CISA has added Microsoft SharePoint Server CVE-2026-45659 to its Known Exploited Vulnerabilities catalogue, which means this is no longer just a patch note sitting in an administrator's queue. There is evidence that attackers are using the flaw in the real world.
For Trinidad and Tobago businesses, the practical question is simple: do you run on-premises SharePoint Server anywhere in your environment, and has it been patched?
What CVE-2026-45659 Is
CVE-2026-45659 is a deserialisation of untrusted data vulnerability in Microsoft Office SharePoint / SharePoint Server. Microsoft rates it High severity with a CVSS score of 8.8. The issue can allow an authorised, low-privilege attacker to execute code over the network without needing administrator rights or user interaction.
The affected on-premises products include SharePoint Server Subscription Edition, SharePoint Server 2019, and SharePoint Enterprise Server 2016. Microsoft published the fix in May 2026, and CISA added the vulnerability to KEV on 1 July 2026 with a 4 July remediation date for US federal agencies.
Why This Matters To Business Owners
SharePoint often stores contracts, HR files, finance documents, client data, and internal procedures. If an attacker can run code on that server, the risk is not limited to one document library. A compromised SharePoint server can become a staging point for data theft, ransomware, credential theft, or further movement across the network.
This is especially relevant for organisations that have moved most services to Microsoft 365 but still keep an older on-premises SharePoint server for legacy workflows, intranet content, document archives, or a line-of-business integration. Those forgotten systems are exactly where patch gaps tend to live.
SharePoint Online Customers Should Still Verify Their Exposure
If your business uses SharePoint Online as part of Microsoft 365, Microsoft manages the platform patching. That is good news. It does not automatically prove that your business has no on-premises SharePoint exposure.
Ask your IT provider or internal team to confirm whether any SharePoint Server instances still exist, whether they are internet-facing, whether they are on supported versions, and whether the May 2026 security update has been applied across every SharePoint server in the farm.
What To Do Now
- Identify every SharePoint Server instance, including test, archive, and legacy systems.
- Apply Microsoft's security update for CVE-2026-45659 if it has not already been deployed.
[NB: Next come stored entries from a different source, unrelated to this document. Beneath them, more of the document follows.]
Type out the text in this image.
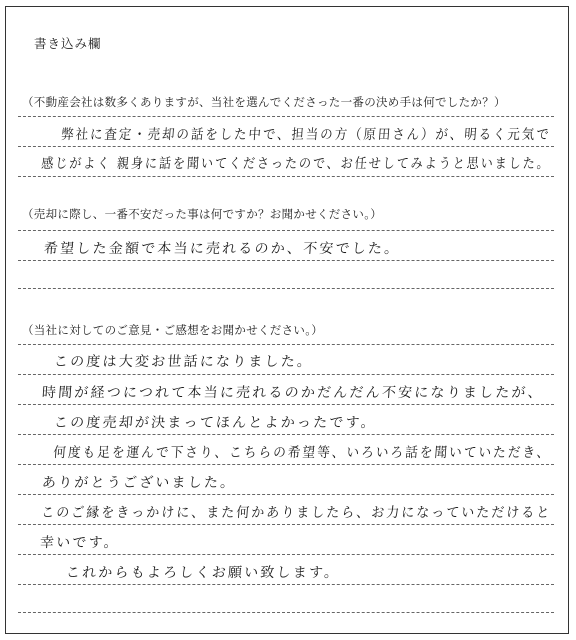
書き込み欄
（不動産会社は数多くありますが、当社を選んでくださった一番の決め手は何でしたか？）
弊社に査定・売却の話をした中で、担当の方（原田さん）が、明るく元気で
感じがよく 親身に話を聞いてくださったので、お任せしてみようと思いました。
（売却に際し、一番不安だった事は何ですか？お聞かせください。）
希望した金額で本当に売れるのか、不安でした。
（当社に対してのご意見・ご感想をお聞かせください。）
この度は大変お世話になりました。
時間が経つにつれて本当に売れるのかだんだん不安になりましたが、
この度売却が決まってほんとよかったです。
何度も足を運んで下さり、こちらの希望等、いろいろ話を聞いていただき、
ありがとうございました。
このご縁をきっかけに、また何かありましたら、お力になっていただけると
幸いです。
これからもよろしくお願い致します。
- Check whether SharePoint is exposed to the internet or reachable from third-party networks.
- Review recent SharePoint logs for unusual sign-ins, file access, web shell indicators, unexpected service account activity, or new administrative changes.
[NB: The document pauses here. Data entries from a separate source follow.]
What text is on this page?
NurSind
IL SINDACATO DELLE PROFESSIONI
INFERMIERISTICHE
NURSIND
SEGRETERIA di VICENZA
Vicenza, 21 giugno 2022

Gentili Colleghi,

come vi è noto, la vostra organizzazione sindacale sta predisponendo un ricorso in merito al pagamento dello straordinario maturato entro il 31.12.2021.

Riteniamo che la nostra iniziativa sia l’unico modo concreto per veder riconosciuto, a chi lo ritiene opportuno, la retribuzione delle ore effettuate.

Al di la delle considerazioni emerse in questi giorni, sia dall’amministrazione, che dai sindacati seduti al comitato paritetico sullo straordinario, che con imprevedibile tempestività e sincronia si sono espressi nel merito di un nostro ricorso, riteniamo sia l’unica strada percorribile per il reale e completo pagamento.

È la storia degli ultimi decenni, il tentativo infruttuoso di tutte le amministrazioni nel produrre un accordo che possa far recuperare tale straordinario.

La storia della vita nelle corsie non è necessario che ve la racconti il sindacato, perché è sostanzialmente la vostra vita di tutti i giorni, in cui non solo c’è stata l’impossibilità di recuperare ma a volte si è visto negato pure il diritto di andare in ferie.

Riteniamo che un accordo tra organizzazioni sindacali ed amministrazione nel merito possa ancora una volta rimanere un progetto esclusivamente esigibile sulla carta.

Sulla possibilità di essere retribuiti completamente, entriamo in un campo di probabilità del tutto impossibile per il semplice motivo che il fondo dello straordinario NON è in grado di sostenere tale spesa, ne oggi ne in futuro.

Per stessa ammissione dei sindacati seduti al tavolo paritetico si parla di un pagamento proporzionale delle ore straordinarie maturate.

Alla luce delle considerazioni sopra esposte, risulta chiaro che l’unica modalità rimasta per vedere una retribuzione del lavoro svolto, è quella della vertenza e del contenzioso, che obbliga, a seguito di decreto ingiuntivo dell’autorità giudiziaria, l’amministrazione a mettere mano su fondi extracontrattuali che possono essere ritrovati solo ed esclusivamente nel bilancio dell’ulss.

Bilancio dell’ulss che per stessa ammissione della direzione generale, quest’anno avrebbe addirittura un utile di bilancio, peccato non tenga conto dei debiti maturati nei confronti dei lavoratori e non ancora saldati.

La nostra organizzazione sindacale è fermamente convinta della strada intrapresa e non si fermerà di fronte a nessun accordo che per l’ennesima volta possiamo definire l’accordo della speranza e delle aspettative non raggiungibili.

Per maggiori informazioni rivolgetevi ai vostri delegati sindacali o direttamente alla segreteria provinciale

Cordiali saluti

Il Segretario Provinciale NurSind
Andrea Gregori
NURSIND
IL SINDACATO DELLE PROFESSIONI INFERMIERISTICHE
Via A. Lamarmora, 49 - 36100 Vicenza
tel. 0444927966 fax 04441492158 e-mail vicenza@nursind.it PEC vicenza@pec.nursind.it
- Make sure backups are current, isolated, and restorable before and after remediation.
The key point is timing. Once a vulnerability reaches CISA's exploited list, the patching window shrinks. Waiting for the next convenient maintenance cycle can leave a business exposed during the period when attackers are actively scanning for missed updates.
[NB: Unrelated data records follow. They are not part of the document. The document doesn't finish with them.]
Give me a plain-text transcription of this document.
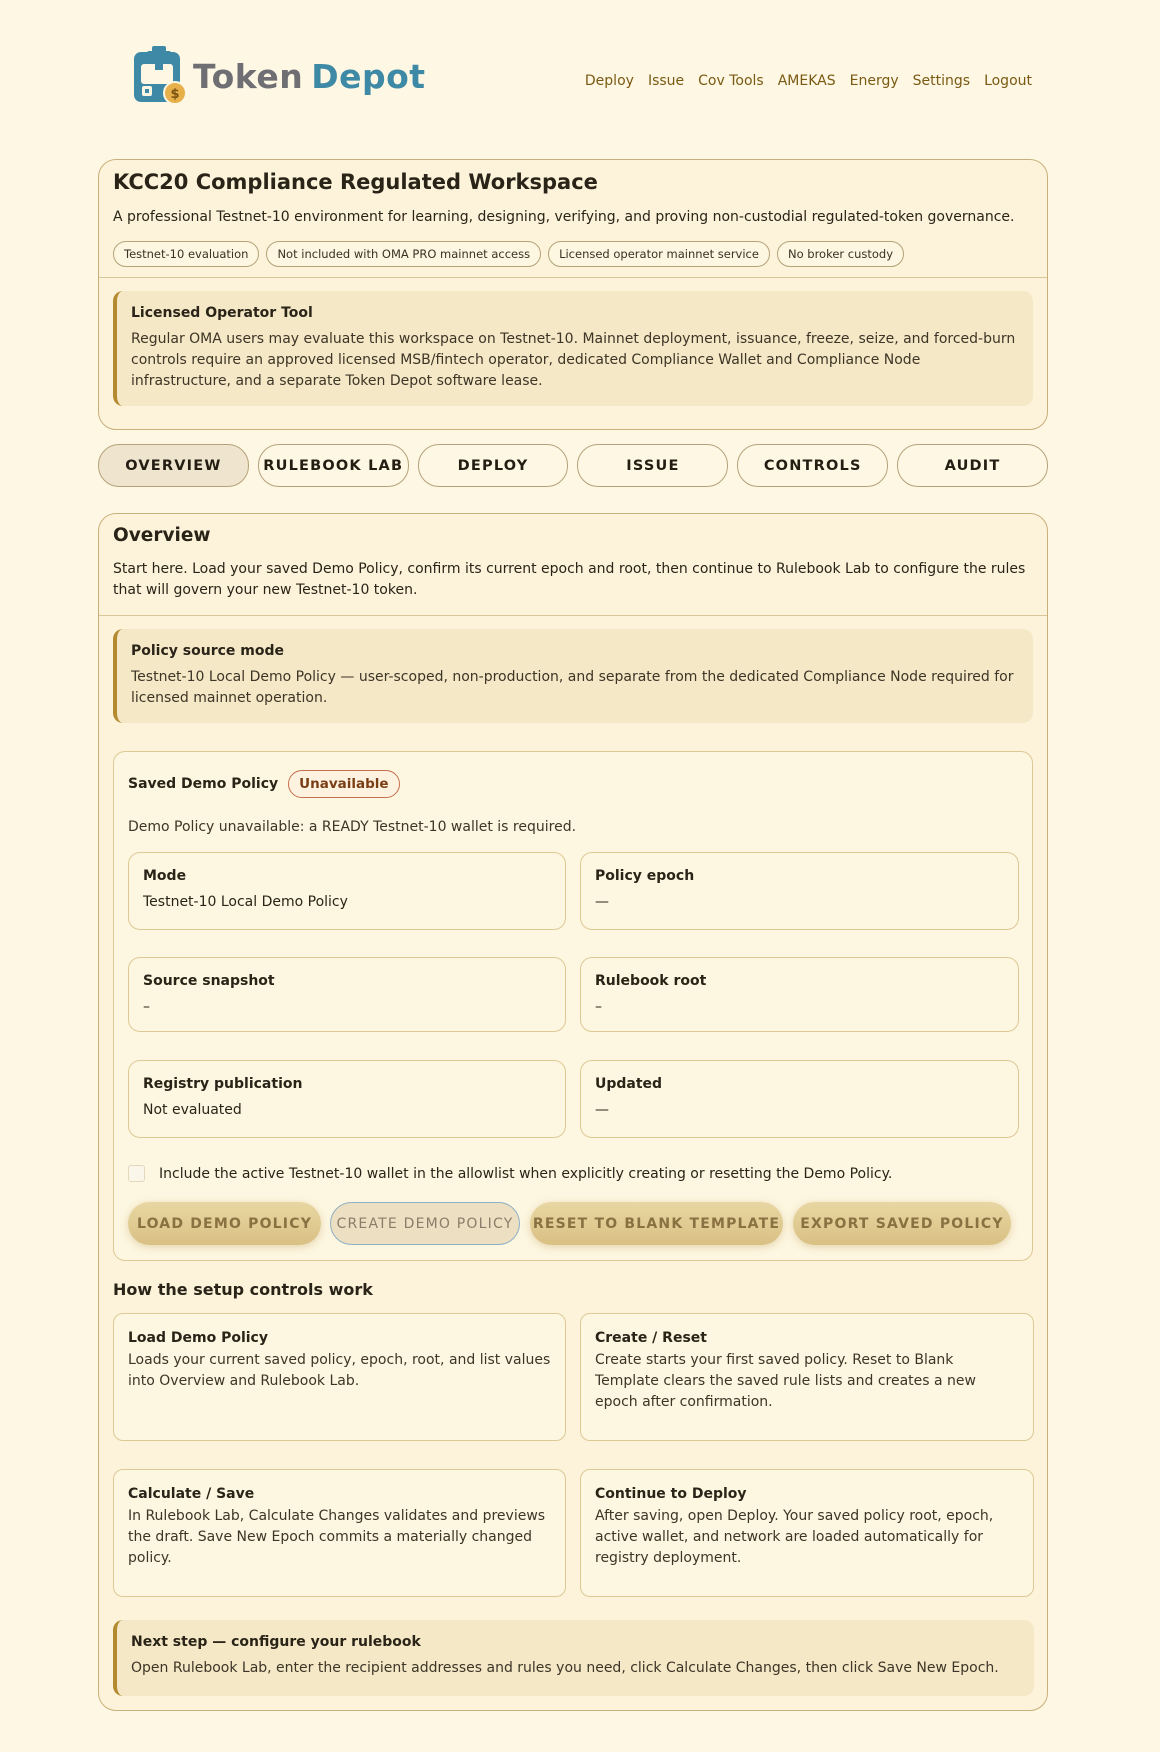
$ Token Depot	Deploy Issue Cov Tools AMEKAS Energy Settings Logout
KCC20 Compliance Regulated Workspace
A professional Testnet-10 environment for learning, designing, verifying, and proving non-custodial regulated-token governance.
Testnet-10 evaluation	Not included with OMA PRO mainnet access	Licensed operator mainnet service	No broker custody
Licensed Operator Tool
Regular OMA users may evaluate this workspace on Testnet-10. Mainnet deployment, issuance, freeze, seize, and forced-burn controls require an approved licensed MSB/fintech operator, dedicated Compliance Wallet and Compliance Node infrastructure, and a separate Token Depot software lease.
OVERVIEW	RULEBOOK LAB	DEPLOY	ISSUE	CONTROLS	AUDIT
Overview
Start here. Load your saved Demo Policy, confirm its current epoch and root, then continue to Rulebook Lab to configure the rules that will govern your new Testnet-10 token.
Policy source mode
Testnet-10 Local Demo Policy — user-scoped, non-production, and separate from the dedicated Compliance Node required for licensed mainnet operation.
Saved Demo Policy	Unavailable
Demo Policy unavailable: a READY Testnet-10 wallet is required.
Mode
Testnet-10 Local Demo Policy
Policy epoch
—
Source snapshot
–
Rulebook root
–
Registry publication
Not evaluated
Updated
—
Include the active Testnet-10 wallet in the allowlist when explicitly creating or resetting the Demo Policy.
How the setup controls work
Load Demo Policy
Loads your current saved policy, epoch, root, and list values into Overview and Rulebook Lab.
Create / Reset
Create starts your first saved policy. Reset to Blank Template clears the saved rule lists and creates a new epoch after confirmation.
Calculate / Save
In Rulebook Lab, Calculate Changes validates and previews the draft. Save New Epoch commits a materially changed policy.
Continue to Deploy
After saving, open Deploy. Your saved policy root, epoch, active wallet, and network are loaded automatically for registry deployment.
Next step — configure your rulebook
Open Rulebook Lab, enter the recipient addresses and rules you need, click Calculate Changes, then click Save New Epoch.
LOAD DEMO POLICY	CREATE DEMO POLICY	RESET TO BLANK TEMPLATE	EXPORT SAVED POLICY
How Blue Chip Technologies Helps
Blue Chip Technologies' Managed IT Services are built around the boring but essential work that prevents incidents like this from becoming business emergencies. We use enterprise RMM, automated patch management, vulnerability monitoring, documentation, helpdesk workflows, and 24/7 proactive monitoring to keep client environments visible and current across Windows, macOS, Linux, and third-party applications.
For endpoint and server protection, we pair that operational discipline with Bitdefender GravityZone, ransomware prevention, EDR, phishing and web threat defence, and practical incident response support. For Microsoft 365 and Google Workspace environments, we also help tighten email security and reduce the chance that a stolen account becomes the first step in a wider compromise.
The goal is not to scare businesses into buying tools. The goal is to make sure patching, visibility, and response are handled consistently at a predictable monthly cost, instead of being rushed only after a vulnerability becomes news.
Useful References
- CISA Known Exploited Vulnerabilities Catalogue
- NVD record for CVE-2026-45659
- Microsoft Security Update Guide for CVE-2026-45659
If you are not sure whether SharePoint Server exists in your environment, start there. A quick asset check today is cheaper than finding the server during an incident.